Injuries, which are multifactorial and the most complex issue reported by practitioners, have a huge negative impact on the performance and economy of professional football teams.
As a starting point for decision making to reduce injury risk, teams should find an effective way to store and share important information between staff. For the analytical process of this data to be successful, critical actions must be carried out before (find the right question, extract the right data) and after (turn digestible and transformable insights and reports into specific actions) to ultimately provide a better understanding of the injury risk of each player.
There are three levels of analytical approaches: (1) Univariate approach. When one variable (e.g. PlayerLoad) is related to one outcome (injury), questionable findings can be obtained because some additional information is needed. (2) Interaction between two variables. By merging information from two different sources (e.g. high-speed running and perceived recovery), further insights can be obtained. (3) Multivariate approach. The advanced level of modelling for injury risk assessment is combining more data (GPS, strength, nutrition, etc.) into the mix and, with machine learning approaches, evaluate players in a more comprehensive and multifactorial way.
Multivariate approaches allow us to better identify players who have a high risk of injury (by means of more true and less false positives) than univariate models.
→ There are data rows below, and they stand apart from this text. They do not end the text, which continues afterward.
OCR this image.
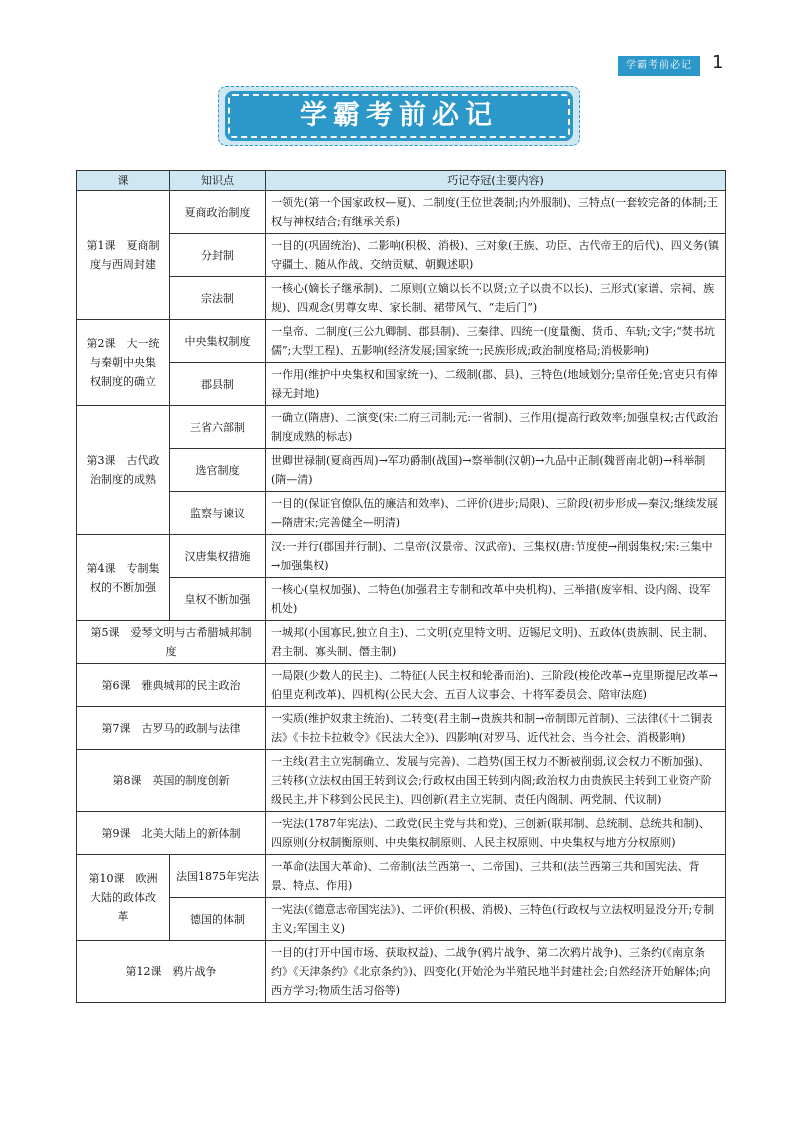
学霸考前必记	1
学霸考前必记
课	知识点	巧记夺冠(主要内容)
第1课　夏商制度与西周封建	夏商政治制度	一领先(第一个国家政权—夏)、二制度(王位世袭制;内外服制)、三特点(一套较完备的体制;王权与神权结合;有继承关系)
	分封制	一目的(巩固统治)、二影响(积极、消极)、三对象(王族、功臣、古代帝王的后代)、四义务(镇守疆土、随从作战、交纳贡赋、朝觐述职)
	宗法制	一核心(嫡长子继承制)、二原则(立嫡以长不以贤;立子以贵不以长)、三形式(家谱、宗祠、族规)、四观念(男尊女卑、家长制、裙带风气、“走后门”)
第2课　大一统与秦朝中央集权制度的确立	中央集权制度	一皇帝、二制度(三公九卿制、郡县制)、三秦律、四统一(度量衡、货币、车轨;文字;“焚书坑儒”;大型工程)、五影响(经济发展;国家统一;民族形成;政治制度格局;消极影响)
	郡县制	一作用(维护中央集权和国家统一)、二级制(郡、县)、三特色(地域划分;皇帝任免;官吏只有俸禄无封地)
第3课　古代政治制度的成熟	三省六部制	一确立(隋唐)、二演变(宋:二府三司制;元:一省制)、三作用(提高行政效率;加强皇权;古代政治制度成熟的标志)
	选官制度	世卿世禄制(夏商西周)→军功爵制(战国)→察举制(汉朝)→九品中正制(魏晋南北朝)→科举制(隋—清)
	监察与谏议	一目的(保证官僚队伍的廉洁和效率)、二评价(进步;局限)、三阶段(初步形成—秦汉;继续发展—隋唐宋;完善健全—明清)
第4课　专制集权的不断加强	汉唐集权措施	汉:一并行(郡国并行制)、二皇帝(汉景帝、汉武帝)、三集权(唐:节度使→削弱集权;宋:三集中→加强集权)
	皇权不断加强	一核心(皇权加强)、二特色(加强君主专制和改革中央机构)、三举措(废宰相、设内阁、设军机处)
第5课　爱琴文明与古希腊城邦制度		一城邦(小国寡民,独立自主)、二文明(克里特文明、迈锡尼文明)、五政体(贵族制、民主制、君主制、寡头制、僭主制)
第6课　雅典城邦的民主政治		一局限(少数人的民主)、二特征(人民主权和轮番而治)、三阶段(梭伦改革→克里斯提尼改革→伯里克利改革)、四机构(公民大会、五百人议事会、十将军委员会、陪审法庭)
第7课　古罗马的政制与法律		一实质(维护奴隶主统治)、二转变(君主制→贵族共和制→帝制即元首制)、三法律(《十二铜表法》《卡拉卡拉敕令》《民法大全》)、四影响(对罗马、近代社会、当今社会、消极影响)
第8课　英国的制度创新		一主线(君主立宪制确立、发展与完善)、二趋势(国王权力不断被削弱,议会权力不断加强)、三转移(立法权由国王转到议会;行政权由国王转到内阁;政治权力由贵族民主转到工业资产阶级民主,并下移到公民民主)、四创新(君主立宪制、责任内阁制、两党制、代议制)
第9课　北美大陆上的新体制		一宪法(1787年宪法)、二政党(民主党与共和党)、三创新(联邦制、总统制、总统共和制)、四原则(分权制衡原则、中央集权制原则、人民主权原则、中央集权与地方分权原则)
第10课　欧洲大陆的政体改革	法国1875年宪法	一革命(法国大革命)、二帝制(法兰西第一、二帝国)、三共和(法兰西第三共和国宪法、背景、特点、作用)
	德国的体制	一宪法(《德意志帝国宪法》)、二评价(积极、消极)、三特色(行政权与立法权明显没分开;专制主义;军国主义)
第12课　鸦片战争		一目的(打开中国市场、获取权益)、二战争(鸦片战争、第二次鸦片战争)、三条约(《南京条约》《天津条约》《北京条约》)、四变化(开始沦为半殖民地半封建社会;自然经济开始解体;向西方学习;物质生活习俗等)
In this way, practitioners can obtain valuable information on the risk assessment of players on a daily basis. To conclude, it is not only about creating the right model (which tell us about association of factors with injury, never about prediction), but also about reasoning, cleaning, and organizing data before which would ultimately provide better information to understand the changes which would be the most impactful to reduce the risk of injuries.
Key words: injury risk, machine learning, multivariate approach, analytics.